Schur's Theorem: Let $M^n$ be a connected Riemannian manifold with $n\ge3$. Suppose $M$ is isotropic, i.e. for each point $p \in M$ the sectional curvature $K(p, \sigma)$ does not depend on $\sigma \subset T_pM$. Prove that $M$ has constant sectional curvature, i.e. $K(p, \sigma)$ also doesn't depend on $p$.

Here is the beginning of the hint provided by the book.

Define a tensor $R'$ of order $4$ by $$ R'(W,Z,X,Y) = \langle W, X \rangle \langle Z, Y \rangle - \langle Z, X \rangle \langle W, Y \rangle. $$

If $K(p, \sigma) = K$ does not depend on $\sigma$, we know (thanks to a previous lemma) that $R = KR'$, where $R$ is the curvature tensor of $M$. Then the book says: Therefore, for every smooth vector field $U$, $\nabla_UR = (UK)R' $. I can't understand this passage. Shouldn't be $\nabla_UR = (UK)R' + K(U(R'))$?

Answer 1

That's because the metric itself is nabla-flat, so by Leibniz rule you get what you want.

Answer 2

I don't quite understand why the fact that the metric is nabla flat gives the answer.

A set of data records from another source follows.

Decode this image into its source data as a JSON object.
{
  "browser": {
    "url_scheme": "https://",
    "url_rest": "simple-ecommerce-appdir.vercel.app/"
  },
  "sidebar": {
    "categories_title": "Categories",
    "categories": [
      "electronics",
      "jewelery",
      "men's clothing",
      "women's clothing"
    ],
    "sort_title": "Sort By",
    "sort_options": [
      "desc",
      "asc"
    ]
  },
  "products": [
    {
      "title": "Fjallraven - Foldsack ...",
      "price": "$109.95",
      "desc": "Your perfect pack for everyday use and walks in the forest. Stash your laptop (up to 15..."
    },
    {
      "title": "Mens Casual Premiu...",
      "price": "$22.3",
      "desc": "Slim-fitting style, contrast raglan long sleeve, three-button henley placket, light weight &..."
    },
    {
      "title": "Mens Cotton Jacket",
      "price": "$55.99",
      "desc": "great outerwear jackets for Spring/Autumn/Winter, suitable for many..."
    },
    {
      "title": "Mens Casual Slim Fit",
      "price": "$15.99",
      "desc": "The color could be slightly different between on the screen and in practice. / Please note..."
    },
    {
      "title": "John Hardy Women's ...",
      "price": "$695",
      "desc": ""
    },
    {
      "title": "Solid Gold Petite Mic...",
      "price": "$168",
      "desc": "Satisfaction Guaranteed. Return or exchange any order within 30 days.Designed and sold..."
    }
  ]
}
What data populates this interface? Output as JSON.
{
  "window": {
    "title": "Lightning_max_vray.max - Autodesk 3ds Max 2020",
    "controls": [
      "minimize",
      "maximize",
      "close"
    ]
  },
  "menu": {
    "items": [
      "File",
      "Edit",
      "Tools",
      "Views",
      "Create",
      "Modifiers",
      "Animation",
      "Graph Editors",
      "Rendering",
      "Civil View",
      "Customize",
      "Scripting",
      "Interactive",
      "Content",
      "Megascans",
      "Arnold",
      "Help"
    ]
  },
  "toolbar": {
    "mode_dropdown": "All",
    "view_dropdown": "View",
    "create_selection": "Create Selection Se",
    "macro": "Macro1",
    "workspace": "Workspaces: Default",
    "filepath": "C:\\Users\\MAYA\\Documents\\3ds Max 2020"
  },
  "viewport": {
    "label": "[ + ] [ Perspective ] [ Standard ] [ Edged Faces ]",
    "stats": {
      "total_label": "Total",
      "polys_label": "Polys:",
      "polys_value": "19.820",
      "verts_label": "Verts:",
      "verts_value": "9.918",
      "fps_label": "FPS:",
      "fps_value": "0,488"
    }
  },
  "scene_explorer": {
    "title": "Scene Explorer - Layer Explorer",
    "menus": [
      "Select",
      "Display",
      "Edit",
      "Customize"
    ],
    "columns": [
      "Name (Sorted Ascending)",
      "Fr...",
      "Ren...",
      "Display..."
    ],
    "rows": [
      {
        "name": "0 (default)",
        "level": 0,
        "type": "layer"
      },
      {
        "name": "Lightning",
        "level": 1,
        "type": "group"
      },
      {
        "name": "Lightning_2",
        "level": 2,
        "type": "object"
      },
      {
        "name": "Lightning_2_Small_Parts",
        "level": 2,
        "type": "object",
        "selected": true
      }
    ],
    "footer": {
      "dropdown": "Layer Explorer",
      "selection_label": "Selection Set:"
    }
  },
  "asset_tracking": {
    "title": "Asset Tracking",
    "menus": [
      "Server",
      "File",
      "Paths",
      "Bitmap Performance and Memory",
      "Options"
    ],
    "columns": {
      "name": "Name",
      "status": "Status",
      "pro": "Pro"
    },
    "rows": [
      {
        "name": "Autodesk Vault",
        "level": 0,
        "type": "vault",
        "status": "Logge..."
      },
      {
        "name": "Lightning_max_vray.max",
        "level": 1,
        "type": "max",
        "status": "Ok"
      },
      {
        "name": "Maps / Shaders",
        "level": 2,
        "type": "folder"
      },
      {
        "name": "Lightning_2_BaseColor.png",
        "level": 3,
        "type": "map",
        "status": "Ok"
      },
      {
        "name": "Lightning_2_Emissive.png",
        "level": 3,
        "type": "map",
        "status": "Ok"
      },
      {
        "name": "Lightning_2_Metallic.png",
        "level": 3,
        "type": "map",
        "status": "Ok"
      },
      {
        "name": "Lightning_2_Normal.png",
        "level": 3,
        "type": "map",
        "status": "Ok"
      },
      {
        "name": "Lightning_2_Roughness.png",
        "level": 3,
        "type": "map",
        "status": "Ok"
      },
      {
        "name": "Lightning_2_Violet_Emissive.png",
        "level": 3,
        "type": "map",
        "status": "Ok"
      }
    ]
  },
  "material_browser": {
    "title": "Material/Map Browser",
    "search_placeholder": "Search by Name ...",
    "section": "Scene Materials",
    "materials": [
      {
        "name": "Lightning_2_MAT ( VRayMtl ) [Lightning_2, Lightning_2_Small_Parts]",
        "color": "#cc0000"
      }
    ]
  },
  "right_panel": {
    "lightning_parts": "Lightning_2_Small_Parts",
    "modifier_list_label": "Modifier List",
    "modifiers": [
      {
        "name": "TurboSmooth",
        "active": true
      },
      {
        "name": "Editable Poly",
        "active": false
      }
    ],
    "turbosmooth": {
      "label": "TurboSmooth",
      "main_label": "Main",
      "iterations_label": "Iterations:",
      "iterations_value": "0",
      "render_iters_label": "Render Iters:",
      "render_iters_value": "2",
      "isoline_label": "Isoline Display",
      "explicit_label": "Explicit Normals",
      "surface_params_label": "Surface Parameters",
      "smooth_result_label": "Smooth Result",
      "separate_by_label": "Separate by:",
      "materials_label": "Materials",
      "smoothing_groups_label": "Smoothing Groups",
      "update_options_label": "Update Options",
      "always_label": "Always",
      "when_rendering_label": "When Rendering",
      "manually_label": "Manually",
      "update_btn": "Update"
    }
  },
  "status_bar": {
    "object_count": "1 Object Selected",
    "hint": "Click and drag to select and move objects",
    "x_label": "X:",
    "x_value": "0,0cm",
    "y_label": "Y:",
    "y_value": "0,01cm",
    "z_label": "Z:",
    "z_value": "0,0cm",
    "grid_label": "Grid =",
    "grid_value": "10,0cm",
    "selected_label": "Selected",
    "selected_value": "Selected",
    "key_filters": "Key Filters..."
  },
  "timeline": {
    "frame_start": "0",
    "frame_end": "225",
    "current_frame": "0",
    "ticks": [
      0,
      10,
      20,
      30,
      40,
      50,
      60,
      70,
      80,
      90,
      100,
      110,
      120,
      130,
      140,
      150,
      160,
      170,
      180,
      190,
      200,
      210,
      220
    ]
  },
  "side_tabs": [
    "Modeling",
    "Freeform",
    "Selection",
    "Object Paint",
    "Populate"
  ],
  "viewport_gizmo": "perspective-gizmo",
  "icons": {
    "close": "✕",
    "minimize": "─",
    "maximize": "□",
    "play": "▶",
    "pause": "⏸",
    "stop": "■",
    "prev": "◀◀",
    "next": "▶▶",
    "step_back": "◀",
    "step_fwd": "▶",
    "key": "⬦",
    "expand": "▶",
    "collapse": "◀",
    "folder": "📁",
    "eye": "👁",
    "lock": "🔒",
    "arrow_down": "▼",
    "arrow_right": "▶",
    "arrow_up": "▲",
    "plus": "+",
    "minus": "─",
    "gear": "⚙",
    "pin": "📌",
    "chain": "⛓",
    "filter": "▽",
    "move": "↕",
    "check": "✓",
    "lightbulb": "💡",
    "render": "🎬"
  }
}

What I saw is that, starting off from the definition of the covariant differential, if we expand the 2nd term we obtain

$$R(\nabla_U W,Z,X,Y) = K(p)R'(\nabla_U W,Z,X,Y) = K(p)\big(\langle \nabla_U W, X \rangle \langle Z,Y \rangle - \langle Z,X \rangle \langle \nabla_U W, Y \rangle\big),$$

and if we expand the first term of $K(p)U\big(R'(W,Z,X,Y)\big)$ we obtain

$$K(p)U\big(\langle W,X \rangle\big) \langle Z,Y \rangle = K(p)\big(\langle \nabla_U W, X \rangle + \langle W, \nabla_U X \rangle\big) \langle Z,Y \rangle,$$

and thus we will get that all of those terms cancel each other, i.e.

$$\nabla_U R(W,Z,X,Y) = \nabla R(W,Z,X,Y,U) = U(K)R'(W,Z,X,Y).$$